В его стихах я находила спасение. Они были пропитаны болью, но одновременно в них сквозила неугасающая тяга к жизни, и они невольно запоминались, укутывали мои мысли, лечили моё сердце. Каждый день я наблюдала как сгорают на плацу измученные этой жизнью люди, сходя с ума или не выдерживая экспериментов, но я держалась. Серый пепел падал с небес, в воздухе пахло гарью и жареным мясом, пространство резали звуки сирен и не было выхода из этого лабиринта. Только стихи и льдинки голубых глаз, в которые мне однажды довелось заглянуть в свете луны, одиноко висевшей в небе. В ту ночь она казалась особенно огромной и на фоне бескрайней его черноты выглядела как тот самый заветный свет в конце тоннеля, по которому всем нам рано или поздно предстоит пройти.
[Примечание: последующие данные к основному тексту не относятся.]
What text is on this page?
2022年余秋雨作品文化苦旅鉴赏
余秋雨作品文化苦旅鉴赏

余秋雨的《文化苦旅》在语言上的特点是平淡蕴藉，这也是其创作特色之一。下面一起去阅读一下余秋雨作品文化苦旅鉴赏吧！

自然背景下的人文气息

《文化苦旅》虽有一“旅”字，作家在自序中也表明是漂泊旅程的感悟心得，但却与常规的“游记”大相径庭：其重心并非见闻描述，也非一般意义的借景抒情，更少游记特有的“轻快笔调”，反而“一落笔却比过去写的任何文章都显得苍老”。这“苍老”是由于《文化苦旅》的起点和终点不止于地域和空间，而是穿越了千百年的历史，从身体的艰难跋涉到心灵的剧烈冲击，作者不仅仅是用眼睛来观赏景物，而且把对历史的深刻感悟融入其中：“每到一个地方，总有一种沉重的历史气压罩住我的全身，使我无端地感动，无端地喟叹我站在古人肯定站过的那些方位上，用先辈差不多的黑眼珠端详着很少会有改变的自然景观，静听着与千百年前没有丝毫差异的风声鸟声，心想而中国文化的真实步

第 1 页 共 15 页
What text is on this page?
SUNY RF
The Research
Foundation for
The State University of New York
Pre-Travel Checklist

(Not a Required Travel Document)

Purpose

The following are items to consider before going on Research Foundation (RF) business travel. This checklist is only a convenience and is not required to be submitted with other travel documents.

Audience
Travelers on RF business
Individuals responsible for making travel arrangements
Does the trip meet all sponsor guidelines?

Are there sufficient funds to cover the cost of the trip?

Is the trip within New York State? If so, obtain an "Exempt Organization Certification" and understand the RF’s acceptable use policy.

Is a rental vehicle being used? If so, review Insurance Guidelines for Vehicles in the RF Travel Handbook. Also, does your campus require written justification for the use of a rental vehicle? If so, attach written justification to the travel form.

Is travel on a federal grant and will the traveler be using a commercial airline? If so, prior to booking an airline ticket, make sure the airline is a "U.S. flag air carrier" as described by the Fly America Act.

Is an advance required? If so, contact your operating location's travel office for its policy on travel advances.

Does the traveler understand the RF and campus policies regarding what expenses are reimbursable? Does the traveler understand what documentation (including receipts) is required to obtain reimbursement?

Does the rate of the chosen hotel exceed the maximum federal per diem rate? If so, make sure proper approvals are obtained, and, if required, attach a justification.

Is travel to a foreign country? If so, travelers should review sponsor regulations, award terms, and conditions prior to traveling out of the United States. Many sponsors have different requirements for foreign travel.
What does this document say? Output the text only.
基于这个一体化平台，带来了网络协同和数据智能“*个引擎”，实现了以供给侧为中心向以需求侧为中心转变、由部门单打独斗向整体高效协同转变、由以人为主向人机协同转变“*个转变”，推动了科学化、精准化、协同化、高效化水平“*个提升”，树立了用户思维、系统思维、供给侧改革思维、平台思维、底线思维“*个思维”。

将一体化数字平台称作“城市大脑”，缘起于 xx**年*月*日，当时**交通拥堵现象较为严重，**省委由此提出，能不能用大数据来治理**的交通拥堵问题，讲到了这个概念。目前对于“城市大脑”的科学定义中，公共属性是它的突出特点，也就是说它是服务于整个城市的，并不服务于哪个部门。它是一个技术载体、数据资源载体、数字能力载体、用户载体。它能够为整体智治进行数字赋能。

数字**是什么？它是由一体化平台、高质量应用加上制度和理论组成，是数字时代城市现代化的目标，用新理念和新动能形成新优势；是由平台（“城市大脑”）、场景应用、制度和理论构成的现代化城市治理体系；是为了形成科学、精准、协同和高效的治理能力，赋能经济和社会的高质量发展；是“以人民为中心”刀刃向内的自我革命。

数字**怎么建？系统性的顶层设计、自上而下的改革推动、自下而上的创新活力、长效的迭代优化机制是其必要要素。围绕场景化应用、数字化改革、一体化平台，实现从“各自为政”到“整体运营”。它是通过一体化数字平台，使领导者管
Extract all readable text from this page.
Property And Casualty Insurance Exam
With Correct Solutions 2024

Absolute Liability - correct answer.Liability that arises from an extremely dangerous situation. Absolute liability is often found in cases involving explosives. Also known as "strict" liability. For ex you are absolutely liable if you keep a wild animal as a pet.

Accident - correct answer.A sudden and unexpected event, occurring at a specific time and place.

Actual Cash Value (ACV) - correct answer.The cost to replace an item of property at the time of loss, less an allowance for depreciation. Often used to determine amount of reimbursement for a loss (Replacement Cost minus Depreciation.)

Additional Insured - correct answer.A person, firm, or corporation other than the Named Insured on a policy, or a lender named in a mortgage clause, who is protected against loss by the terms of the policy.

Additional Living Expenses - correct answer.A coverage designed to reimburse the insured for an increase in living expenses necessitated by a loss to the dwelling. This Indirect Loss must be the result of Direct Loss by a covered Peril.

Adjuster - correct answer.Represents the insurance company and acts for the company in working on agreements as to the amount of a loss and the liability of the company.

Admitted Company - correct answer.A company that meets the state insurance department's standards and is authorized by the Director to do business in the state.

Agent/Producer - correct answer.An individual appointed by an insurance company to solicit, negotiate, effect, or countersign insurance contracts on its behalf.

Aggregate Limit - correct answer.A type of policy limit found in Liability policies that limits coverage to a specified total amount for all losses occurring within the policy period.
В ту ночь я дала себе слово, что ОНИ не сломают меня, им не увидеть в моих глазах мольбы и, если я и попаду на плац, то только с гордо поднятой головой.
К сожалению, все в этой жизни имеет конец. Как и сама жизнь. Целыми днями глядя то в окошко под потолком, то в камеру на против, я наблюдала, как Поэта пытаются сломать. Его били и морили голодом, запирали в одиночку и снова били, ему кололи то, что еще не тестировалось на людях и мало-по-малу, он начал терять себя в постмедикаментозном бреду. Мысли его часто путались, речь становилась бессвязной и тихой, и чтобы вернуться в этот мир после очередного эксперимента, он снова и снова читал стихи. Порой одни и те же, порой по несколько раз подряд, но я каждый раз как в первый, радовалась его голосу, радовалась тому, что он еще может бороться за жизнь, а вместе с ним могу и я.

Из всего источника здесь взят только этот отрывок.